Reputation: 591
I am new to mxnet
and running a script lightly modified from the documentation on RNN with gluon. I modified the code so that I am working with strictly numerical time series rather than an NLP problem. Everything was running great until I modified this line:
context = mx.gpu()
to
GPU_COUNT = 3
context = [mx.gpu(i) for i in range(GPU_COUNT)]
now the variable initialization triggers an error that causes a crash, in particular at this line:
model.collect_params().initialize(mx.init.Xavier(), ctx=context)
The line causes this error:
mxnet.base.MXNetError: include/mxnet/./base.h:388: Invalid context string[]
I have only been using mxnet
for a few days, so I am not very knowledgeable about what could go wrong. However, I have run another sample script - for an MLP - where I also swapped in multiple gpus for a single one, and that ran fine.
This made me think that it is the RNN, and indeed when I removed the RNN portion of the code (so that it's just essentially a feed forward network) it runs the troublesome line just fine with any valid number of GPUs. Also, I tried both with a 'rnn_relu' option and a 'gru' option, and they both failed with the same error.

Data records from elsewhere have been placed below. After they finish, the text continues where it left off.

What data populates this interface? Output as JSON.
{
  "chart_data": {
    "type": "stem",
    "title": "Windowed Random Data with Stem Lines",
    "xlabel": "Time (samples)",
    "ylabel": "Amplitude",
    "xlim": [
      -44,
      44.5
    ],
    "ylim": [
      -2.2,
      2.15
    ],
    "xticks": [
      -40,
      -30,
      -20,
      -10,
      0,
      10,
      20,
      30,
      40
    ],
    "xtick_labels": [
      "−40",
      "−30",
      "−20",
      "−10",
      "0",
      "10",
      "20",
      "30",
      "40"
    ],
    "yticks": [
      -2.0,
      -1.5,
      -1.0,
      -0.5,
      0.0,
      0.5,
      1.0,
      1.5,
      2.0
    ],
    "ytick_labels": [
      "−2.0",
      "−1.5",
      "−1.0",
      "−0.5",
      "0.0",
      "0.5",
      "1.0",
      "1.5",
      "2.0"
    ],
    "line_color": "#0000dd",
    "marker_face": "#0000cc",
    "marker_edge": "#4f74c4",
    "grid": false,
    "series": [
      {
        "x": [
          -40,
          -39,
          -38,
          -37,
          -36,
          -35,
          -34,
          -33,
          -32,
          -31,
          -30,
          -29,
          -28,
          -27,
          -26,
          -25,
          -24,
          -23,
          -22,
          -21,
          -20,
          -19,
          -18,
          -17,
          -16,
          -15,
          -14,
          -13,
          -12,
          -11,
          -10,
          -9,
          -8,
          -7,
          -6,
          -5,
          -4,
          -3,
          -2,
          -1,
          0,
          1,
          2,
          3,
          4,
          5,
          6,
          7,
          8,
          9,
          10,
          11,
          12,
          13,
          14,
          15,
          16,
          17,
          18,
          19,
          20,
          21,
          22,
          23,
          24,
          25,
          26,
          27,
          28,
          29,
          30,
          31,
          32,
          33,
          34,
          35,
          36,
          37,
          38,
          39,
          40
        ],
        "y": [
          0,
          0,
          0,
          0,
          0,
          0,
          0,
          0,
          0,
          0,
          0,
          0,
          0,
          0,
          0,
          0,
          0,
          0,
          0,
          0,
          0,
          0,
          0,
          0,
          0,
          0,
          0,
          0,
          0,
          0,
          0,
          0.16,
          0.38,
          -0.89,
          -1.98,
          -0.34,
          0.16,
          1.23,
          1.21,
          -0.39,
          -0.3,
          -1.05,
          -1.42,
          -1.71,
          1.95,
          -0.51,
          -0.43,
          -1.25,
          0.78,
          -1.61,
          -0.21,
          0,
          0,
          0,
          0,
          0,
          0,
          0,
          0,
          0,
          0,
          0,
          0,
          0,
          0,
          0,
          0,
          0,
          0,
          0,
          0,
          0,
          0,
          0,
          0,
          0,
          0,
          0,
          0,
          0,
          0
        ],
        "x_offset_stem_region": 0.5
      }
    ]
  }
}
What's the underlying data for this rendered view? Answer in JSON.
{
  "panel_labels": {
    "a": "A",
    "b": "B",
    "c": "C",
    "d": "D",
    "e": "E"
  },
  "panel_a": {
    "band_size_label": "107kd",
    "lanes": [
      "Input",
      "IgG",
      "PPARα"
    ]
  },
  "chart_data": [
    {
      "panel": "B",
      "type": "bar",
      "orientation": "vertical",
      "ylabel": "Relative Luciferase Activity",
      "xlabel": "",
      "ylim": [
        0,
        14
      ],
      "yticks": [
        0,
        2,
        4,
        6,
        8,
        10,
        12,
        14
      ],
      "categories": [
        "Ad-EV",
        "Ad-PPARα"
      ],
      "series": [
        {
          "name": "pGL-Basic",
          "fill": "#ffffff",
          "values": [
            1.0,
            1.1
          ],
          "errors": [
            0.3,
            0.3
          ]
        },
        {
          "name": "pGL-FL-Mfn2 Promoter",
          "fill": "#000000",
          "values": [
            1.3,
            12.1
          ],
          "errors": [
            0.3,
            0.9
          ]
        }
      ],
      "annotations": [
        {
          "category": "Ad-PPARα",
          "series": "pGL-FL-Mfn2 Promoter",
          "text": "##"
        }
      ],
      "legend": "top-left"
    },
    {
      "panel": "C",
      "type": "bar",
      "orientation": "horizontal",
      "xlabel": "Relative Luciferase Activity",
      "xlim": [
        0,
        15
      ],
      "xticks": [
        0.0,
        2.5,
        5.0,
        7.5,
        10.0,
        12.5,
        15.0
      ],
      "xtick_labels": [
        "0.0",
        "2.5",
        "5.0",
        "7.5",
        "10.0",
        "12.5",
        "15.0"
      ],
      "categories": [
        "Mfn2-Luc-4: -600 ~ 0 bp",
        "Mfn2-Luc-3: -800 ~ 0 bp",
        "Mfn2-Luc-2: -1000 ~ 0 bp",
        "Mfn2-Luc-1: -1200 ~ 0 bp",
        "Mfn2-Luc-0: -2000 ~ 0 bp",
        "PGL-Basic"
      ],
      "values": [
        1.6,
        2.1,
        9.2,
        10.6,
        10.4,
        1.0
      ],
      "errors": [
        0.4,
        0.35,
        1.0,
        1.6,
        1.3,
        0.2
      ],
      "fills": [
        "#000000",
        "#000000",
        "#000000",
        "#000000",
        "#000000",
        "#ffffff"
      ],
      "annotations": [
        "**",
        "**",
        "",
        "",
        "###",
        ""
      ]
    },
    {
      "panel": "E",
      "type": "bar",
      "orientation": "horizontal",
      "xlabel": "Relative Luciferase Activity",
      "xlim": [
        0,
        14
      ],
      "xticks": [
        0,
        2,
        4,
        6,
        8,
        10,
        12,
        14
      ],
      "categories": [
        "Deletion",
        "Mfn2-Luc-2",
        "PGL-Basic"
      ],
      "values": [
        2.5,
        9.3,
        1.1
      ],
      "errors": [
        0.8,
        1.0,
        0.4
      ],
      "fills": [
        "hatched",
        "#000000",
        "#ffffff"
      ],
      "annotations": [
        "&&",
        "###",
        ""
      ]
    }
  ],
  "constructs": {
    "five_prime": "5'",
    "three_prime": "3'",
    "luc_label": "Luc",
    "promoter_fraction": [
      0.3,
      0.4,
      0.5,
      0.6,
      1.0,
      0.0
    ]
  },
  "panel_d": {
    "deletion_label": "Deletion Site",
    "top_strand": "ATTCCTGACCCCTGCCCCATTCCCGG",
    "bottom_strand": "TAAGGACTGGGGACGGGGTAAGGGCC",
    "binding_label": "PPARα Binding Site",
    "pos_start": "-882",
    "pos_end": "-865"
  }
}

So my question is: do mxnet
RNNs work with multuple GPUs (one machine) in mxnet
currently via the gluon API? I don't see this discussed one way or the other in the docs, although I have seen some discussions on github as to certain functions not being implemented for multi device use. How would I confirm this theory? Also are there other explanations I should be checking into?
Upvotes: 0
Views: 387
Reputation: 1063
Yes, you can train RNNs across multiple GPU (and multiple machines) in MXNet. I just confirmed the code below works with MXNet v1.3.0 on a machine with 4 GPUs.
import mxnet as mx
GPU_COUNT = 4
context = [mx.gpu(i) for i in range(GPU_COUNT)]
model = mx.gluon.rnn.RNN(hidden_size=10, num_layers=1)
model.collect_params().initialize(mx.init.Xavier(), ctx=context)
You might want to double check that nothing is overriding your context, since it looks like you're using an empty context here (i.e. string[]
). You'll also get a similar error when trying to create an array on multiple contexts at the same time.
mx.nd.zeros(shape=(10,10), ctx=context)
Gives the following error (notice the context contains multiple devices):
MXNetError: [20:15:03] include/mxnet/./base.h:388: Invalid context string [gpu(0), gpu(1), gpu(2), gpu(3)]
Upvotes: 1